Pada hari-hari pertama perang, Mesir mengatakan pelintasan perbatasan Rafah terbuka tetapi tidak dapat dioperasikan karena pengeboman Israel di Gaza. Setelah perselisihan mengenai kondisi pengiriman bantuan yang terdampar di wilayah Mesir, konvoi bantuan kemanusiaan pertama menyeberang ke Gaza pada 21 Oktober.
Jumlah truk bantuan yang melewati Rafah rata-rata 14 truk setiap hari, kata para pejabat bantuan PBB. Jumlah itu sangat sedikit dari perkiraan mereka berjumlah 100 truk yang dibutuhkan untuk memenuhi kebutuhan dasar.
Dalam kondisi normal, lebih dari 400 truk masuk ke Gaza setiap hari – melalui berbagai rute – untuk memasok kebutuhan bagi 2,3 juta orang Gaza.
Putus asa karena tidak dapat memenuhi kebutuhan pokok seperti roti mendorong warga Gaza masuk ke gudang PBB pada 29 Oktober untuk mengambil tepung dan barang-barang lainnya.
Para pejabat bantuan mengatakan, peran utama pelintasan Rafah di masa lalu adalah sebagai tempat pelintasan sipil dan tidak diperlengkapi untuk operasi bantuan skala besar.
Para pejabat Mesir mengatakan, prosedur inspeksi Israel “menunda secara signifikan kedatangan bantuan”.
Truk bantuan melewati gerbang perbatasan Mesir di Rafah sebelum melaju sejauh lebih dari 40 km ke pelintasan Mesir-Israel di Al-Awja/Nitzana untuk diperiksa, sebagaimana disepakati dalam negosiasi dengan Israel.
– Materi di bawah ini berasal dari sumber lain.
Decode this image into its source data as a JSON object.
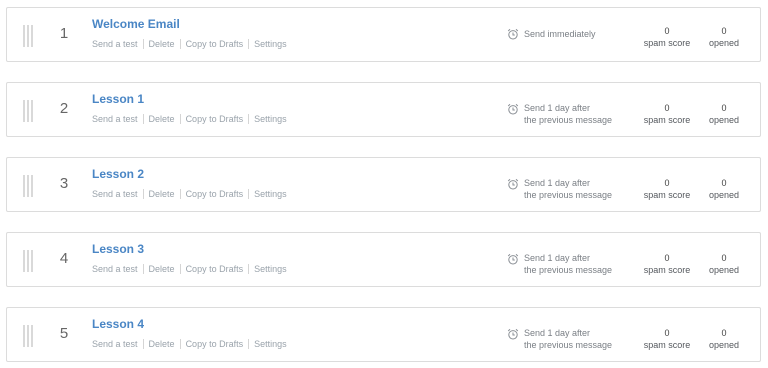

Truk-truk kembali ke Mesir dalam keadaan kosong, dan bantuan tersebut dimuat kembali ke truk-truk terpisah untuk dikirim ke Gaza.
Israel tidak mengizinkan bahan bakar masuk ke Gaza. Alasannya, bahan bakar dapat digunakan Hamas untuk tujuan militer.
Selama konflik-konflik di masa lalu, bantuan sebagian besar disalurkan dari Israel, dan operasi bantuan PBB untuk Palestina telah dilakukan melalui Israel sejak tahun 1950-an. PBB telah mendorong Israel membuka perbatasan Kerem Shalom.
Mengapa Akes melalui Rafah Dibatasi Mesir?
Mesir merupakan satu-satunya negara Arab yang berbatasan dengan Gaza. Mesir khawatir akan dampak destabilisasi di negaranya akibat eksodus warga Palestina. Mesir dan Yordania telah memperingatkan agar warga Palestina tidak dipaksa meninggalkan tanah mereka.
Presiden Mesir, Abdel Fattah al-Sisi, juga mewaspadai Hamas, kelompok bersenjata yang dibentuk Ikhwanul Muslimin. Sejak Hamas menguasai Gaza tahun 2007, Mesir telah membantu menegakkan blokade terhadap wilayah kantong tersebut.
Selama blokade sebelumnya di tahun 2008, Hamas membuat lubang bawah tanah di perbatasan Mesir. Hal itu memungkinkan puluhan ribu warga Palestina menyeberang ke Sinai, dan mendorong Mesir untuk membangun tembok beton.
Mesir juga mewaspadai ketidakamanan di Sinai timur laut, tempat mereka menghadapi pemberontakan kelompok militan yang kini sebagian besar telah ditumpas.
Mesir telah menjadi penengah antara Israel dan faksi Palestina selama konflik di masa lalu. Namun dalam situasi seperti ini, Mesir juga menutup perbatasan, tetapi mengizinkan bantuan masuk dan evakuasi medis keluar tetapi mencegah pergerakan orang dalam skala besar.